I’d had to leave this more enchanted view of the world behind once I arrived at school. Their wholes were reduced to parts, and the magical became mechanized and controlled. With this managed world we have made great progress, but we have also sacrificed intrinsic qualities that make life worthwhile, including our relationship with nature and art, our gifts and imagination and our deeper humanity.
Many of us live in a world in which our sense of duty and obligation to a linear way of thinking overrides our deeper intuition and good judgement regarding life and what we believe to be true. This deeper truth is that we are who we are - not despite nature, but because of it. To make our world whole again we need to re-engage in an environment in which nature - including what feels most natural within ourselves - serves as the dynamic central force to which all else is related.
My own intimate connection with the natural world was reawakened while accompanying a modern dance class years ago. Unsure about what might be expected of me, I arrived at the first class with a box of sheet music and set it carefully underneath the piano.
Cynthia, the dance instructor, entered the studio. Thirty students were doing warm-up exercises on the stretch bar along the south wall.
“Welcome, Michael. I would like to begin with some improvisational movement with the class… could you play some music with the feeling of rain in it?”
‘Rain…’ I thought to myself. I had played Chopin, Beethoven and Schubert - but not rain. I searched my sheet music for something with rain in the title, like “Raindrops Falling on My Head.”
“No, not written music, Michael. Just something like this!” - and Cynthia played some notes in the upper register.
She rejoined the class and I continued playing her sequence of notes. As I did so the dancers moved out from the wall and across the studio floor, making gestures that looked very much like rain.
As the music and the movement started working together Cynthia called out, “Now play wind!”
‘Wind…’ I thought to myself. “I was just getting good at playing rain.”
But soon I found the feeling and the music became even more expansive as the dancers responded with great leaps across the floor. As the music and the movement built to a crescendo, Cynthia called out for lightning and thunder - and in that instant I remembered a relationship I had once had with the world.
I recalled my years at a summer camp on the remote shores of Georgian Bay in the central Ontario wilderness. I remembered the hot breezes on July afternoons; the muggy air and the deep vibration in the granite rock underfoot that signalled a thunderstorm forming in the western sky. This was the summons - a call to drop whatever I was doing, go down to the piano in the camp lodge, open the screen wide and play to the storm.

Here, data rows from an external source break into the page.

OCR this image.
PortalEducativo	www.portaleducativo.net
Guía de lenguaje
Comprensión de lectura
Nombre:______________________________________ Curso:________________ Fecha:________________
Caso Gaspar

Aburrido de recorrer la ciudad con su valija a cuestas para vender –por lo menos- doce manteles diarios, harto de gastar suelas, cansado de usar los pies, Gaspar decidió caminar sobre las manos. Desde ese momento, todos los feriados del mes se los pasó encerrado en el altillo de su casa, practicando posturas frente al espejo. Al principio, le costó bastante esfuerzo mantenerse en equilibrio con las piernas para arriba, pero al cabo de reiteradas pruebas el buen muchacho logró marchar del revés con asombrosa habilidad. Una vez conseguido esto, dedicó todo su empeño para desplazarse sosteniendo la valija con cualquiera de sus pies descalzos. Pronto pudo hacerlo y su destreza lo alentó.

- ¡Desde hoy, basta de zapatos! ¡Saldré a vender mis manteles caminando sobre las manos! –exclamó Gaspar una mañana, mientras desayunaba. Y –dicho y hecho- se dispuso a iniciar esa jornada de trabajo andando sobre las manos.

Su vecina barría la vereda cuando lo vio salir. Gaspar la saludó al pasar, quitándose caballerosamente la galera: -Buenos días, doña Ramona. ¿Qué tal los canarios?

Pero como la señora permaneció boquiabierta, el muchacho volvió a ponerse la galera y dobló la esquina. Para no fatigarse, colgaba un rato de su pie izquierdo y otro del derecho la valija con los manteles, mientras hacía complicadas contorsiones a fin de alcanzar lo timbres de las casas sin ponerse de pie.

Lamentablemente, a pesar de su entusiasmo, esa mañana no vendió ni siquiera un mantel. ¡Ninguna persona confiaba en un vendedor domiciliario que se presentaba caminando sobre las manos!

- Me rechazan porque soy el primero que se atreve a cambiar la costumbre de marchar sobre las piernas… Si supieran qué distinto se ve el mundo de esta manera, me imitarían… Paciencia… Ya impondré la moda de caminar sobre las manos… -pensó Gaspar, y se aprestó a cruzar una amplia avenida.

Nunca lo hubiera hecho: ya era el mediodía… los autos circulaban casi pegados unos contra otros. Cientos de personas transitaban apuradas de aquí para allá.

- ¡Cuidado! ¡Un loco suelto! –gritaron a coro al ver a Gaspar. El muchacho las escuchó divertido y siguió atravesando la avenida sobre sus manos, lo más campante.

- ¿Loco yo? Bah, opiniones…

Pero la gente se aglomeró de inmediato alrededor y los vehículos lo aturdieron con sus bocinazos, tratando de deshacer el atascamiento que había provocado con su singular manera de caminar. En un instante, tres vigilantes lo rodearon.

It was not the idea or the concept of the elements that I wanted to master but the magic of the place around me. To be the rain, the wind, the thunder, the lightning, the sparkling light on the water’s surface; to express the power of nature in a musical form.
Henry David Thoreau once said, “I believe there is a subtle magnetism in Nature, which if we unconsciously yield to it, will direct us aright.” It is this magnetism that helps us become more present to the world, to sense what cannot be clearly seen and to know what is needed only in the moment. This is how we form a reciprocal relationship with the natural world. But nature cannot speak to us when we see the land once only as an economic resource or a backdrop to our daily plans. With this loss, our window into Plato’s living world is closed to us as well.
Whenever we pause to step outside and look around, to listen, to feel the air and experience the scent of fresh-cut grass, our senses are enlivened once again with a dream of the world that cannot be broken.
With this dream nature shapes us. Through the manifestation of this dream we, in turn, become partners in creation and reinvent our world anew.
We are nature. And this is what the land is for.